我抬头强忍着眼泪,拿起那把剪刀,猛地冲上前去。
刚想剪烂她的那张嘴,傅长野却死死抓住我的手腕。
「小女孩说错了一句话而已,你到底要闹到什么时候?」
傅长野看向我,眼神里只有疲倦:「你看看自己疯成了什么样子,除了我还肯处处护着你?」
眼泪终于无声滑落。
护着我?
我一双猩红的眼,直勾勾地盯着男人。
当初是他执行任务时违抗父亲的命令,泄露行踪,导致杀手找上门。
当时家里只有我和母亲,为了保护我,她将我塞进衣柜里,自己却被丢进红灯区。
救回来后,母亲就变得疯癫,常常一个人自言自语。
最终在恍惚中,一枪送走了父亲。
等她回过神后,自杀了。
那是我人生的至暗时刻,傅长野日日夜夜陪在我身边。
任由我打骂,紧紧抱着我说:「念念,都是我的错。
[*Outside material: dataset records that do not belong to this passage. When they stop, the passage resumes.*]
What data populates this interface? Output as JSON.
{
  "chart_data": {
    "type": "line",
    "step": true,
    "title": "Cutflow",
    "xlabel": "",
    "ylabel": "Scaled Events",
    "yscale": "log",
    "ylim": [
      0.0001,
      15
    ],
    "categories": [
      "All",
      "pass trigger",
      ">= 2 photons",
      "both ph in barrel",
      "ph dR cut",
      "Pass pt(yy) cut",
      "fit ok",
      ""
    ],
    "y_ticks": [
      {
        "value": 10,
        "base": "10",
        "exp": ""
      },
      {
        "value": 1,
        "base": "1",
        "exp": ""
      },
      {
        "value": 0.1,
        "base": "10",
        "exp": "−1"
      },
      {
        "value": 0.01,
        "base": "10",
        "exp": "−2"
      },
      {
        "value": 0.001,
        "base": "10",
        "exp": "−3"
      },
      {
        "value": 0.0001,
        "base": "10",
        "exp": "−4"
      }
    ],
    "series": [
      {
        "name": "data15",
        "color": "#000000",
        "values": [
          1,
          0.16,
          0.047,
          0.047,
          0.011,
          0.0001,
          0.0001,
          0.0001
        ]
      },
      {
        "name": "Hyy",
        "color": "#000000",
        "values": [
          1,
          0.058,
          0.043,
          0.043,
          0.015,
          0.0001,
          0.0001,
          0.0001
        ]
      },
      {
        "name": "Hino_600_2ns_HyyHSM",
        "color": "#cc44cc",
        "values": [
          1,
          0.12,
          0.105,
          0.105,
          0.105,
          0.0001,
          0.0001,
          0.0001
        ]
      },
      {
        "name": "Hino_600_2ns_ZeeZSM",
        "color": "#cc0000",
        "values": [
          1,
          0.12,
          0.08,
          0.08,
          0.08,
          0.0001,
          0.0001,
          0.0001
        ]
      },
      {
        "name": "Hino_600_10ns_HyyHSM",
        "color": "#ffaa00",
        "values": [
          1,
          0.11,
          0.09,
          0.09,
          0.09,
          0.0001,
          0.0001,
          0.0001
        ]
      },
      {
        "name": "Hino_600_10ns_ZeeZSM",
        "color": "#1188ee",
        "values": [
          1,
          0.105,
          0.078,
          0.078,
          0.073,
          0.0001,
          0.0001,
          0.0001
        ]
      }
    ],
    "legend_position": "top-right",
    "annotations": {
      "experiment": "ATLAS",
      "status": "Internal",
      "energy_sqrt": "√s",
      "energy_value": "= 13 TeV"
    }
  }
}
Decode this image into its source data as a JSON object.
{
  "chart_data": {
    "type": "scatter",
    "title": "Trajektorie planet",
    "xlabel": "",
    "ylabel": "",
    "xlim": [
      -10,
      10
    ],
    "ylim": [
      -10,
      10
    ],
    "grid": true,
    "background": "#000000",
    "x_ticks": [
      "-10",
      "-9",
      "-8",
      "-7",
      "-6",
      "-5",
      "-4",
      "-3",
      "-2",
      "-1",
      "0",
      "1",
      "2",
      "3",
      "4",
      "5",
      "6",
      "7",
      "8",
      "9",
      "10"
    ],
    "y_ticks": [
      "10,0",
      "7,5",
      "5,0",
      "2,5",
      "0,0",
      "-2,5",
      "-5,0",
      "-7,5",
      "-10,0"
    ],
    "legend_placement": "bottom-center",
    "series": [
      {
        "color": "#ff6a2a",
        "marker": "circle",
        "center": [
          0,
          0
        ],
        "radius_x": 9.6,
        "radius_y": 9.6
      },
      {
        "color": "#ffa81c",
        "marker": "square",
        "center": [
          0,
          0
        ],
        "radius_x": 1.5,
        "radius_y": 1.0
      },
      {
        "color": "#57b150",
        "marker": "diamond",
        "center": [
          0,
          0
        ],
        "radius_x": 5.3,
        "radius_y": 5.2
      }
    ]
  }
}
」
「我把自己的一辈子都赔给你。」
「我爱你,我永远都在。」
可现在他把我的伤疤一点点无所谓地撕开,任由大家欣赏。
我拿起剪刀,狠狠划过他的手臂,看着鲜血直流。
我笑了。
沈安雅一脸担忧地拉着他的手臂:「你伤害我可以,我不允许你伤害长野!」
「安保!把她给我赶下去!」
傅长野只是听着,默认了她的行为。
我重新拿起包,转身就走。
4
父亲沉甸甸的遗嘱,成了他手中最锋利的刀。
他私自将我名下的股份,转入沈安雅的账户上,美其名曰替我保管。
又以各种理由,将我和母亲的珠宝,轻描淡写地送给沈安雅。
收到「礼物」的女人,每次都不忘和我分享:「谢谢姐姐割爱,长野说这些特别配我。」
我试图反抗时,傅长野就掏出遗嘱。
后来,我在沈安雅的社交账户下,看见她骑马的视频。
那匹小白马叫追风,是父母送给我十六岁的生日礼物。
它极其傲骨,怎么也不肯让沈安雅骑它。
三番五次,沈安雅摔倒了。
透过镜头,我看见追风的眼神,充满了怀念。
我无法忍受,想要带回小马。
发现它倒在肮脏的马厩里,瘦骨嶙峋,漂亮的鬃毛打了结。
奄奄一息。
饲养员害怕地解释:「沈小姐说,这匹马的性子和小姐……一样,必须好好治一治。」
我抚摸着追风颤抖的脖颈,眼泪无声地流。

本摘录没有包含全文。